Over the years, Extra Large has advised against the use of complex and inherently insecure solutions such as EncroPhone e Sky Etc., for various reasons (and has not marketed them despite Customer requests). A basic analysis of their overall security in fact immediately highlighted some of their weaknesses, over all the mechanisms for remote updating through dedicated servers. Servers that later became the first targets (starting points) of complex successful attacks.
The attacks on Encrphone and Sky Ecc were carried out by government crime-fighting organizations. However, from a purely technical point of view, a private organization with the necessary technical and economic resources could have done the same against secure communication systems employed in full legitimacy by private or government agencies.
Extra Large continues to provide only systems that it believes are up to the task, relying on manufacturers who have proven their capabilities over time and who have always openly stated what has always and inescapably been the reality of security systems: there are no absolutely secure systems, while there are extremely secure systems (and insecure systems). Above all, Etxra Large continues to inform its Customers about the details of security and possible ways of attack.

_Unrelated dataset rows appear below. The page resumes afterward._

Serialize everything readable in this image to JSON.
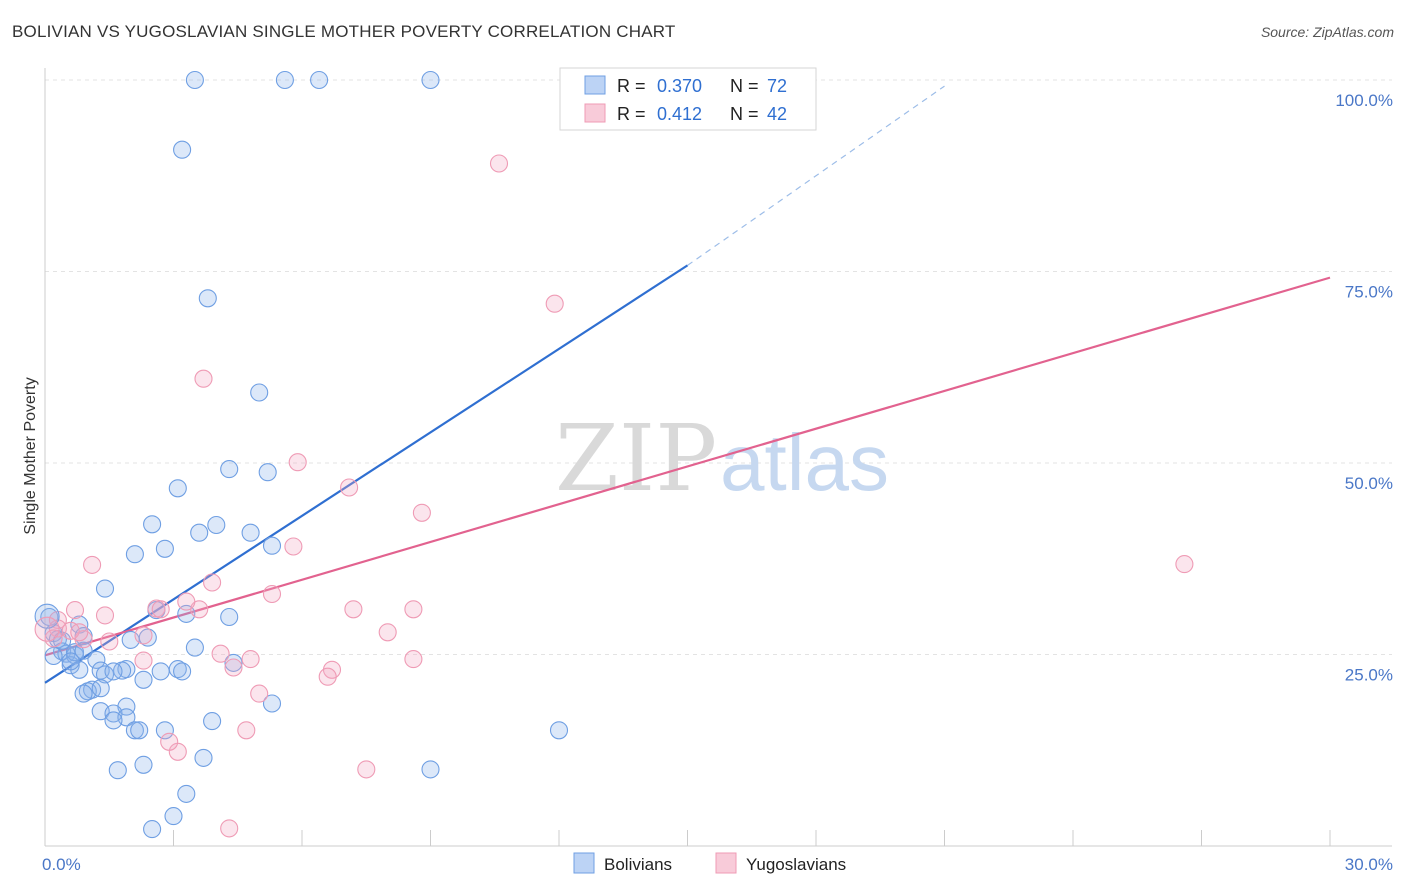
{
  "header": {
    "title": "BOLIVIAN VS YUGOSLAVIAN SINGLE MOTHER POVERTY CORRELATION CHART",
    "source": "Source: ZipAtlas.com"
  },
  "watermark": {
    "zip": "ZIP",
    "atlas": "atlas"
  },
  "legend": {
    "r_label": "R =",
    "n_label": "N =",
    "entries": [
      {
        "r": "0.370",
        "n": "72",
        "color": "#6f9fe3"
      },
      {
        "r": "0.412",
        "n": "42",
        "color": "#ef9bb5"
      }
    ]
  },
  "chart_data": {
    "type": "scatter",
    "title": "BOLIVIAN VS YUGOSLAVIAN SINGLE MOTHER POVERTY CORRELATION CHART",
    "xlabel": "",
    "ylabel": "Single Mother Poverty",
    "xlim": [
      0,
      30
    ],
    "ylim": [
      0,
      100
    ],
    "x_tick_labels": [
      "0.0%",
      "30.0%"
    ],
    "y_tick_labels": [
      "25.0%",
      "50.0%",
      "75.0%",
      "100.0%"
    ],
    "y_ticks": [
      25,
      50,
      75,
      100
    ],
    "grid": true,
    "legend_position": "top-center",
    "series": [
      {
        "name": "Bolivians",
        "color": "#6f9fe3",
        "line_color": "#2f6fd1",
        "points": [
          [
            3.5,
            100
          ],
          [
            5.6,
            100
          ],
          [
            6.4,
            100
          ],
          [
            9.0,
            100
          ],
          [
            3.2,
            90.9
          ],
          [
            3.8,
            71.5
          ],
          [
            5.0,
            59.2
          ],
          [
            4.3,
            49.2
          ],
          [
            5.2,
            48.8
          ],
          [
            3.1,
            46.7
          ],
          [
            2.5,
            42
          ],
          [
            3.6,
            40.9
          ],
          [
            4.0,
            41.9
          ],
          [
            4.8,
            40.9
          ],
          [
            5.3,
            39.2
          ],
          [
            2.8,
            38.8
          ],
          [
            2.1,
            38.1
          ],
          [
            1.4,
            33.6
          ],
          [
            2.6,
            30.8
          ],
          [
            3.3,
            30.3
          ],
          [
            4.3,
            29.9
          ],
          [
            0.1,
            29.9
          ],
          [
            0.2,
            27.8
          ],
          [
            0.8,
            28.9
          ],
          [
            0.9,
            27.4
          ],
          [
            0.3,
            27.0
          ],
          [
            2.0,
            26.9
          ],
          [
            2.4,
            27.2
          ],
          [
            3.5,
            25.9
          ],
          [
            0.4,
            25.4
          ],
          [
            0.5,
            25.1
          ],
          [
            0.2,
            24.8
          ],
          [
            0.7,
            24.9
          ],
          [
            1.2,
            24.3
          ],
          [
            0.6,
            23.6
          ],
          [
            0.8,
            23.0
          ],
          [
            1.9,
            23.1
          ],
          [
            1.8,
            22.9
          ],
          [
            2.7,
            22.8
          ],
          [
            3.1,
            23.1
          ],
          [
            1.3,
            22.9
          ],
          [
            1.4,
            22.4
          ],
          [
            4.4,
            23.9
          ],
          [
            2.3,
            21.7
          ],
          [
            1.1,
            20.4
          ],
          [
            1.0,
            20.2
          ],
          [
            0.9,
            19.9
          ],
          [
            1.9,
            18.2
          ],
          [
            1.3,
            17.6
          ],
          [
            1.6,
            17.3
          ],
          [
            1.9,
            16.8
          ],
          [
            1.6,
            16.4
          ],
          [
            3.9,
            16.3
          ],
          [
            5.3,
            18.6
          ],
          [
            2.1,
            15.1
          ],
          [
            2.2,
            15.1
          ],
          [
            2.8,
            15.1
          ],
          [
            12.0,
            15.1
          ],
          [
            3.7,
            11.5
          ],
          [
            2.3,
            10.6
          ],
          [
            1.7,
            9.9
          ],
          [
            9.0,
            10.0
          ],
          [
            3.3,
            6.8
          ],
          [
            3.0,
            3.9
          ],
          [
            2.5,
            2.2
          ],
          [
            1.3,
            20.6
          ],
          [
            0.7,
            25.3
          ],
          [
            0.4,
            26.8
          ],
          [
            0.9,
            25.5
          ],
          [
            1.6,
            22.8
          ],
          [
            3.2,
            22.8
          ],
          [
            0.6,
            24.1
          ]
        ],
        "trend_start": [
          0,
          21.3
        ],
        "trend_end": [
          15,
          75.8
        ],
        "trend_extrapolated_end": [
          21,
          99.2
        ]
      },
      {
        "name": "Yugoslavians",
        "color": "#ef9bb5",
        "line_color": "#e2628f",
        "points": [
          [
            13.4,
            100
          ],
          [
            10.6,
            89.1
          ],
          [
            11.9,
            70.8
          ],
          [
            3.7,
            61.0
          ],
          [
            5.9,
            50.1
          ],
          [
            7.1,
            46.8
          ],
          [
            8.8,
            43.5
          ],
          [
            1.1,
            36.7
          ],
          [
            5.8,
            39.1
          ],
          [
            3.9,
            34.4
          ],
          [
            5.3,
            32.9
          ],
          [
            26.6,
            36.8
          ],
          [
            0.3,
            29.5
          ],
          [
            1.4,
            30.1
          ],
          [
            0.7,
            30.8
          ],
          [
            2.6,
            31.0
          ],
          [
            2.7,
            30.9
          ],
          [
            3.6,
            30.9
          ],
          [
            7.2,
            30.9
          ],
          [
            8.6,
            30.9
          ],
          [
            3.3,
            31.9
          ],
          [
            0.3,
            28.4
          ],
          [
            0.2,
            27.1
          ],
          [
            8.0,
            27.9
          ],
          [
            0.9,
            27.0
          ],
          [
            1.5,
            26.7
          ],
          [
            2.3,
            27.5
          ],
          [
            4.1,
            25.1
          ],
          [
            4.8,
            24.4
          ],
          [
            8.6,
            24.4
          ],
          [
            2.3,
            24.2
          ],
          [
            4.4,
            23.3
          ],
          [
            6.7,
            23.0
          ],
          [
            6.6,
            22.1
          ],
          [
            5.0,
            19.9
          ],
          [
            4.7,
            15.1
          ],
          [
            3.1,
            12.3
          ],
          [
            2.9,
            13.6
          ],
          [
            7.5,
            10.0
          ],
          [
            4.3,
            2.3
          ],
          [
            0.6,
            28.1
          ],
          [
            0.8,
            27.9
          ]
        ],
        "trend_start": [
          0,
          24.9
        ],
        "trend_end": [
          30,
          74.2
        ]
      }
    ]
  },
  "bottom_legend": [
    "Bolivians",
    "Yugoslavians"
  ]
}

The smartphone proposed here is part of a complex system invisible to users. For example, the SIP – Session Initiation Protocol – server is the system for initiating calls between secure phones adopted by many manufacturers and has a number of security flaws. In this case the code has been completely rewritten by the manufacturer to make it secure. Still, all secure smartphones use Modem (Base Band Processor) chips manufactured by only a few manufacturers in the world. Modems are managed by proprietary software that is not accessible for independent security analysis and that in practice is updated only when a new model of Modem chip is brought to market. Security flaws are typically present, are actually used to carry out attacks, and the manufacturer of the Secure Smartphone has therefore intervened with suitable countermeasures to prevent them.

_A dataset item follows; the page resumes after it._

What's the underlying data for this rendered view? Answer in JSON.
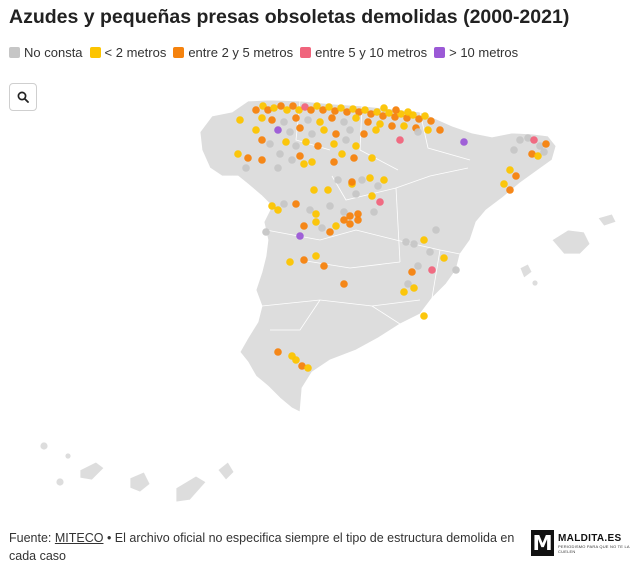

For years, manufacturers of “secure” cell phones have promoted their solutions by emphasizing the security of dedicated encryption algorithms. In reality, ways to attack a smartphone’s communications are numerous, and virtually none target encryption algorithms, as experience shows. Instead, Extra Large and the manufacturers it works with have focused on applying countermeasures for all types and modes of attacks that can be employed to breach security.